Is it how she would make meals out of nothing, from a lifetime of experience? Dried beans never tasted so good. She could do anything and she did, in fact. She made life so pleasurable and taught me so much about having joy.
“I am not saying this because I am in need, for I have learned to be content whatever the circumstances. I know what it is to be in need, and I know what it is to have plenty. I have learned the secret of being content in any and every situation, whether well fed or hungry, whether living in plenty or in want. I can do everything through him who gives me strength.” - Philippians 4:11-13 (NIV)
This precious woman had joy. It did not matter what was going on, she had joy. She was joy. Joy just exuded from her. She sourced her joy from Jesus.
My grandmother had such a beautiful, precious voice and she loved to sing. She sang in her church choir for as long as her health allowed her to do so. I cannot tell you how many times I walked into a room and heard her humming or softly singing, “Turn Your Eyes Upon Jesus.”

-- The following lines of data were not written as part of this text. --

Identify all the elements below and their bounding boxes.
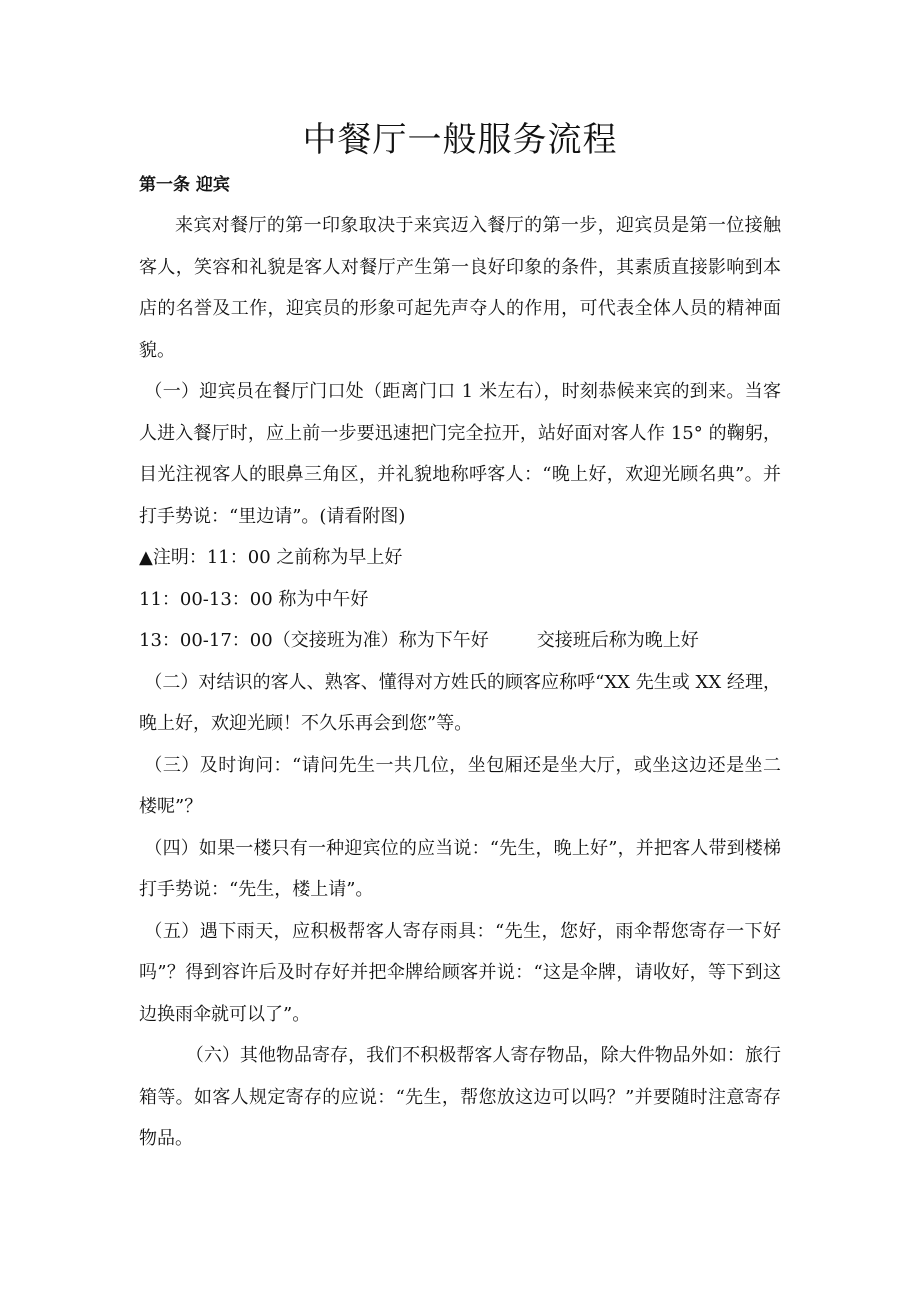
document-title: 中餐厅一般服务流程 — [302, 120, 618, 160]
section-heading: 第一条 迎宾 — [139, 175, 230, 195]
note-line-1: ▲注明：11：00 之前称为早上好 — [139, 547, 403, 568]
note-line-2: 11：00-13：00 称为中午好 — [139, 588, 369, 610]
note-line-3 — [139, 620, 781, 662]
item-1-paragraph: （一）迎宾员在餐厅门口处（距离门口 1 米左右），时刻恭候来宾的到来。当客人进入餐厅时，应上前一步要迅速把门完全拉开，站好面对客人作 15° 的鞠躬，目光注视客人的眼鼻三角区，并礼貌地称呼客人：“晚上好，欢迎光顾名典”。并打手势说：“里边请”。(请看附图) — [139, 381, 781, 527]
item-4-paragraph: （四）如果一楼只有一种迎宾位的应当说：“先生，晚上好”，并把客人带到楼梯打手势说：“先生，楼上请”。 — [139, 837, 781, 900]
item-2-paragraph: （二）对结识的客人、熟客、懂得对方姓氏的顾客应称呼“XX 先生或 XX 经理，晚上好，欢迎光顾！不久乐再会到您”等。 — [139, 671, 781, 734]
document-body — [139, 205, 781, 1160]
item-6-paragraph: （六）其他物品寄存，我们不积极帮客人寄存物品，除大件物品外如：旅行箱等。如客人规定寄存的应说：“先生，帮您放这边可以吗？”并要随时注意寄存物品。 — [139, 1045, 781, 1149]
note-line-3-part-b: 交接班后称为晚上好 — [536, 630, 699, 651]
intro-paragraph: 来宾对餐厅的第一印象取决于来宾迈入餐厅的第一步，迎宾员是第一位接触客人，笑容和礼貌是客人对餐厅产生第一良好印象的条件，其素质直接影响到本店的名誉及工作，迎宾员的形象可起先声夺人的作用，可代表全体人员的精神面貌。 — [139, 215, 781, 361]
item-3-paragraph: （三）及时询问：“请问先生一共几位，坐包厢还是坐大厅，或坐这边还是坐二楼呢”？ — [139, 754, 781, 817]
note-line-3-part-a: 13：00-17：00（交接班为准）称为下午好 — [139, 630, 489, 651]
item-5-paragraph: （五）遇下雨天，应积极帮客人寄存雨具：“先生，您好，雨伞帮您寄存一下好吗”？得到容许后及时存好并把伞牌给顾客并说：“这是伞牌，请收好，等下到这边换雨伞就可以了”。 — [139, 920, 781, 1025]
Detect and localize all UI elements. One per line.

This is such a scary, unknown time. The human side of me says, “When is this going to end? Are we all going to be okay? Do Mom and Dad have everything they need so they won’t go out? Do Michala and her roommates have enough food? Are they okay?” The “faith” side of me says, “Aimee, Do not fear.”
I am not sure what specific lesson from my Grandmother the dream was telling me … but one thing I know she always taught me was to give it to Jesus. Give my time to Jesus. Give my gifts to Jesus. Give my resources to Jesus. Give my burdens and concerns to Jesus. Give my praise to Jesus.
Maybe it was a give and take thing. Give my all to Jesus, and take His joy, in return.
I know one thing for sure … I see the joy of Grandmother’s heart in Michala.